Parole di un profeta vero, di chi si sforza, alla luce del Vangelo, di cogliere il segnale autentico della presenza di Dio nella storia dell’uomo e nella vita della Chiesa.
Il secondo discorso non era previsto, ma fu improvvisato a braccio dal Papa bergamasco alla folla che alla sera di quel giorno straordinario si era radunato in piazza San Pietro dando vita ad una spettacolare fiaccolata. Allora il Papa buono parlò, con parole che erompevano dal cuore: “Cari figlioli, sento le vostre voci. La mia è una sola, ma riassume tutte le voci del mondo; e qui di fatto il mondo è rappresentato. Si direbbe che persino la luna si è affrettata stasera… Osservatela in alto, a guardare questo spettacolo… Noi chiudiamo una grande giornata di pace… Sì, di pace: ‘Gloria a Dio, e pace agli uomini di buona volontà’ (…)La mia persona conta niente: è un fratello che parla a voi, un fratello divenuto padre per volontà di Nostro Signore… Continuiamo dunque a volerci bene, a volerci bene così; guardandoci così nell’incontro: cogliere quello che ci unisce, lasciar da parte, se c’è, qualche cosa che ci può tenere un po’ in difficoltà… Tornando a casa, troverete i bambini. Date loro una carezza e dite: “Questa è la carezza del Papa”. Troverete forse qualche lacrima da asciugare. Abbiate per chi soffre una parola di conforto. Sappiano gli afflitti che il Papa è con i suoi figli specie nelle ore della mestizia e dell’amarezza… E poi tutti insieme ci animiamo: cantando, sospirando, piangendo, ma sempre pieni di fiducia nel Cristo che ci aiuta e che ci ascolta, continuiamo a riprendere il nostro cammino “
Sarebbe azzardato pretendere di riassumere il significato del Concilio Vaticano II in queste poche parole, ed è chiaro che nel corso di questo Anno della Fede voluto da Benedetto XVI, ossia l’allora giovane teologo e perito conciliare Joseph Ratzinger, molte saranno le occasioni per discernere ed approfondire il modello teologico ed ecclesiologico che la grande assise ci ha riconsegnato.

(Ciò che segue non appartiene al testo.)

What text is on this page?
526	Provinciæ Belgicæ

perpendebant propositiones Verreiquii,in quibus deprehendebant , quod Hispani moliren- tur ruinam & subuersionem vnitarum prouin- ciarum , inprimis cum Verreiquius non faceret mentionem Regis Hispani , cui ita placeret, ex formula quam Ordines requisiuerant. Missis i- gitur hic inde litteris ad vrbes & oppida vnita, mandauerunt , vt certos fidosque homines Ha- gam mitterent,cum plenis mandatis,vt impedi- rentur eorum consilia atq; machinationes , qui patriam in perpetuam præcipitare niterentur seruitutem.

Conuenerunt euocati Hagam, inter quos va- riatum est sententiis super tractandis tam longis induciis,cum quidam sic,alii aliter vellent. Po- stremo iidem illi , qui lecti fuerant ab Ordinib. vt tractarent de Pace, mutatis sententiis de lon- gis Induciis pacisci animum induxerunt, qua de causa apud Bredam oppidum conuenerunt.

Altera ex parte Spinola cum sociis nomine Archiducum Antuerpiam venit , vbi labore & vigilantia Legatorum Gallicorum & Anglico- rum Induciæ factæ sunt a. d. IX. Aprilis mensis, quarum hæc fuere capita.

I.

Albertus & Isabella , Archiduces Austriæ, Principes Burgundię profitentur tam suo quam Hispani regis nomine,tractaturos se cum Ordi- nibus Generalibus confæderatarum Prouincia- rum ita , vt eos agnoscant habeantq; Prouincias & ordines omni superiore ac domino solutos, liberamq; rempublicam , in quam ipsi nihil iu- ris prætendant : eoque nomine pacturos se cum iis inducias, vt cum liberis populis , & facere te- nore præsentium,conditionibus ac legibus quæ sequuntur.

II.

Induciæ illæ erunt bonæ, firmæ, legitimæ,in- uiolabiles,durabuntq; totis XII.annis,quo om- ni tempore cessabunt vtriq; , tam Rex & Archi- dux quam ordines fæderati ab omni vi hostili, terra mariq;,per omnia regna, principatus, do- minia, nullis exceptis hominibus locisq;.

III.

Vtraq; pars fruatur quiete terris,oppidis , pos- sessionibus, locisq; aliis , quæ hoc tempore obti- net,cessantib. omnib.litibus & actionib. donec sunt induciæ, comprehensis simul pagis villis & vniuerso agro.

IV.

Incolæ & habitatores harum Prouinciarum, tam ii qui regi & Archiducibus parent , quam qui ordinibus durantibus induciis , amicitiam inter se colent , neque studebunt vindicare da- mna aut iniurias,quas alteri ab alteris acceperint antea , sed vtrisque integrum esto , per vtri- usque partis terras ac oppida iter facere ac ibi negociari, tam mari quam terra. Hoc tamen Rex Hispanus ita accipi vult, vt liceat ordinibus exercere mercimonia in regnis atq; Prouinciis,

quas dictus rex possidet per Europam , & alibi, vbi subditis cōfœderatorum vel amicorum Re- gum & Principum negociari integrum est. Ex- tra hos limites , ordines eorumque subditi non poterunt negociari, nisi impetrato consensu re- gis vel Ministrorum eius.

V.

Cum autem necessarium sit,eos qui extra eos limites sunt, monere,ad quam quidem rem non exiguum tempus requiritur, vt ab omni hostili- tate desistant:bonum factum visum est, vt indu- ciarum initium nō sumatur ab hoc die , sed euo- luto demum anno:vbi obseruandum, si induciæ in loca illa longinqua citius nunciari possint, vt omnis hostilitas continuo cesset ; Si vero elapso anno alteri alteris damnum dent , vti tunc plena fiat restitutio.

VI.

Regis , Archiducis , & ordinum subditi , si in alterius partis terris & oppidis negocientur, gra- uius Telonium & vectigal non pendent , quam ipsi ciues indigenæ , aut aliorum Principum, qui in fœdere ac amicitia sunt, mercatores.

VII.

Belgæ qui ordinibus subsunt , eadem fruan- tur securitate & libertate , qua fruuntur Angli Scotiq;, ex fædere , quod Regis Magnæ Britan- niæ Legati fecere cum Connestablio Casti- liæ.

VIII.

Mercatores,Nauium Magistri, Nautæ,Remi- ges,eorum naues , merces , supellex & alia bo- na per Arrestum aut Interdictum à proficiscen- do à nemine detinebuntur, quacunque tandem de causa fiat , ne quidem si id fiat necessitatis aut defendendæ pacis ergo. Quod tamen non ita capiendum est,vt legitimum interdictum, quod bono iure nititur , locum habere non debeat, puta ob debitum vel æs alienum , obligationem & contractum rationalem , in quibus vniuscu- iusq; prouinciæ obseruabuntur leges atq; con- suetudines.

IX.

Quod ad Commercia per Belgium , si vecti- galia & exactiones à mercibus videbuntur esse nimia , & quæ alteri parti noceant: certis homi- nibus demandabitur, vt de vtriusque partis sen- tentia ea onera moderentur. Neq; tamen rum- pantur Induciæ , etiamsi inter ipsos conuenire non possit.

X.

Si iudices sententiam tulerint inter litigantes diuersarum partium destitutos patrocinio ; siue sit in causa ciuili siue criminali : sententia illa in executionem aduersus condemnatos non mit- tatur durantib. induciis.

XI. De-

Ciò servirà forse a superare alcune distinzioni artificiose emerse nel corso di questi anni, ad esempio a proposito della presunta antinomia fra “ermeneutica della rottura” ed “ermeneutica della riforma”. Se qualcuno parlò di rottura furono i cosiddetti tradizionalisti, cosiddetti perché incapaci di guardare alla Tradizione della Chiesa come ad un patrimonio vivente ed in evoluzione, e non la custodia di un passato che inevitabilmente rimanda ai musei o ai cimiteri.
Come ha ricordato recentemente il card. Angelo Scola , l’evento conciliare “bisogna rileggerlo considerando la grande ispirazione che Giovanni XXIII ebbe: quella di far fare un balzo innanzi alla Chiesa, come egli stesso dice, e all’interno di questo evento leggere tutti i documenti conciliari in unità, soprattutto le quattro grandi Costituzioni. Allora, la Chiesa emerge come un soggetto che è generato dalla Trinità, fondato su Cristo Gesù, che è come un’ellisse, che possiede due fuochi: un fuoco che La rivolge sempre al suo Signore ed un altro alla Salvezza degli uomini. Credo comunque che la Chiesa stia facendo questo cammino nel nostro tempo, che è anche cammino di assimilazione, di recezione del Concilio. Dopo tutti i grandi Concili, sono stati necessari molti decenni prima che questa assimilazione venisse fatta. Quindi, sono comprensibili tutte le fatiche che sono nate nel post-Concilio. Tuttavia, a me sembra che questa recezione sia progressivamente in atto”. Di conseguenza, prosegue l’Arcivescovo di Milano, la dimensione “pastorale” di questo Concilio non ne sminuisce la portata ma designa “appunto, il carattere, la destinazione salvifica della Chiesa, cioè: la Chiesa altro non è se non il Sacramento della presenza di Gesù, che viene incontro all’uomo per salvarlo e per redimerlo. La pastorale è questo, non è tanto l’invenzione di pratiche, di tecniche. Questo deve essere testimoniato da ogni cristiano personalmente e comunitariamente, in tutti gli ambienti dell’umana esistenza”. Anche perché “ i tempi stanno cambiando con grandissima rapidità e quindi è necessario che la Chiesa, nell’ottica della riforma rettamente intesa, non perda tanto tempo a cercare di adeguarsi al mondo attuale – quello fa parte già dei suoi scopi -. La Chiesa di oggi ha bisogno di entrare più in profondità in sé stessa, così da lasciar esplodere il dono dello Spirito del Risorto e intercettare le domande dell’uomo di oggi cercando, soprattutto attraverso la santità, di darvi risposta.”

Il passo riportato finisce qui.